If the set does contain itself then it fails the proposition so it can't be in the set. But if it doesn't then it passes the proposition and must be in the set. It's a paradox, there can be no correct answer to this question (technically both answers are correct, but that's another thing).
This spelled doom for Frege's theory. As it turns out a theory of sets must either allow paradoxes like above or there must be valid propositions which do not have sets.
Later set theories take the latter route.
Now returning to the question at hand. Let's say we have a box which produces the correct answer to every question that has a correct answer.
We can produce a question modeled after Russel's proposition:
Does the box produce a negative answer to this question?
This question has a correct answer. Either the box does or doesn't produce a negative answer.

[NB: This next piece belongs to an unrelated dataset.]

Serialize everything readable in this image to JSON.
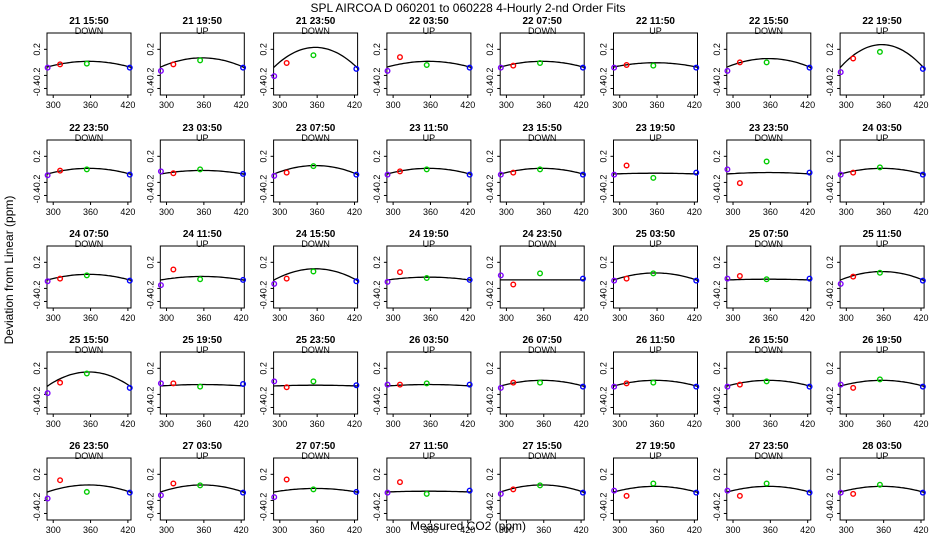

However the box cannot produce the correct answer. If it answers "No", then it is wrong because "No" is a negative answer. If it produces "Yes", then it is wrong because "Yes" is not a negative answer.
The only way for the box to not be incorrect is for it to provide no answer at all. And in this case the answer is then "No" because it didn't produce a negative answer.
Any box must reject some sorts of answerable questions, if it wishes to always produce correct answers. If it is fine with producing wrong answers then it can accept every question, no problem, but such a box is probably not very useful.
More generally any box that produces answers to our questions, must either sometimes produce the wrong answer, or sometimes produce no answer at all.
And this leaves space for philosophers. Philosophers can of course answer the question quite easily. If the box is consistent, meaning it always produces correct answers, then the answer to this question is "No, it can't." easily provided by philosophers. There are other questions too that the box can't answer but we can. That doesn't mean that humans are particularly special or anything. There are questions philosophy can never answer as well and the box might be able to cover those, but the fact that there are still questions the box can't resolve for us.
The box in real life
I think very interesting to this question is the fact that at one point in history there almost was "the box" ... sort of.
In the early 20th century there was some legitimate concern that mathematicians may find a universal algorithm which could solve any mathematical question. If found then it could be executed by a person with a little training, or later a computer, to solve any mathematical problem. Mathematicians would be obsolete! This would be "the box" for mathematics.
However using the same structure above (albeit complicated enough I won't get into the details) it was shown that any algorithm must either sometimes produce the wrong answer or fail to produce an answer at all. This is called the Entscheidungsproblem and it is exactly equivalent to a much more famous problem the Halting problem.
And this same structure has been used to show even deeper truths.
Gödel demonstrated, using the same sort of self reference as Russel, that any system of math that can express basic arithmetic either allows you to prove some false statements to be true or is unable to prove some true statements (Gödel's Incompleteness Theorems). This result is considered by many to be one of the crowning achievements of modern mathematics.
There are of course partial solutions. Boxes that can solve many mathematical problems, but mathematicians are still around and busier than ever. So I think the future for philosophers bodes well.
Isn't this some sort of contradiction?
So one criticism I have received in the comments is that the question, while it may appear to be easily answerable contains a subtle contradiction, and actually can't be answered.
And well this is exactly true. The question as provided is contradictory. And so this is going to get a little technical, and I apologize, but feel free to ask for clarifications.
Let's start by showing why this question is contradictory.
Does the box produce a negative answer to this question?
Now here "the box" is a box that produces the correct answer to every question with a correct answer, so we can rephrase this as:
Does a box that produces the correct answer to every question with a correct answer produce a negative answer to this question?
That's a mouthful so we can simplify this:
Is the correct answer to this question a negative answer?
And this is clearly contradictory. There is no correct answer. We might as well be asking "What is the last digit of pi?" or other nonsense.
So what is the point then. The point is that this serves as a "proof by contradiction". We are assuming as part of our framing that such a box does exist. If the box does exist then the question, does have an answer since we can observe the box and get the answer. However as we have just shown this question is unanswerable. This is the contradiction and so our framing must be incorrect. Such a box is impossible.
And this is the exact same in the case of the other problems I presented. Russel's proposition is a nonsense proposition when "set" is taken to mean "Frege set". And similarly the proof that the halting problem is incomputable involves constructing a contradictory machine based on a hypothetical solution to the problem.
The point is to take a premise which may seem fine and to tease out a contradiction where it is clear for all to see.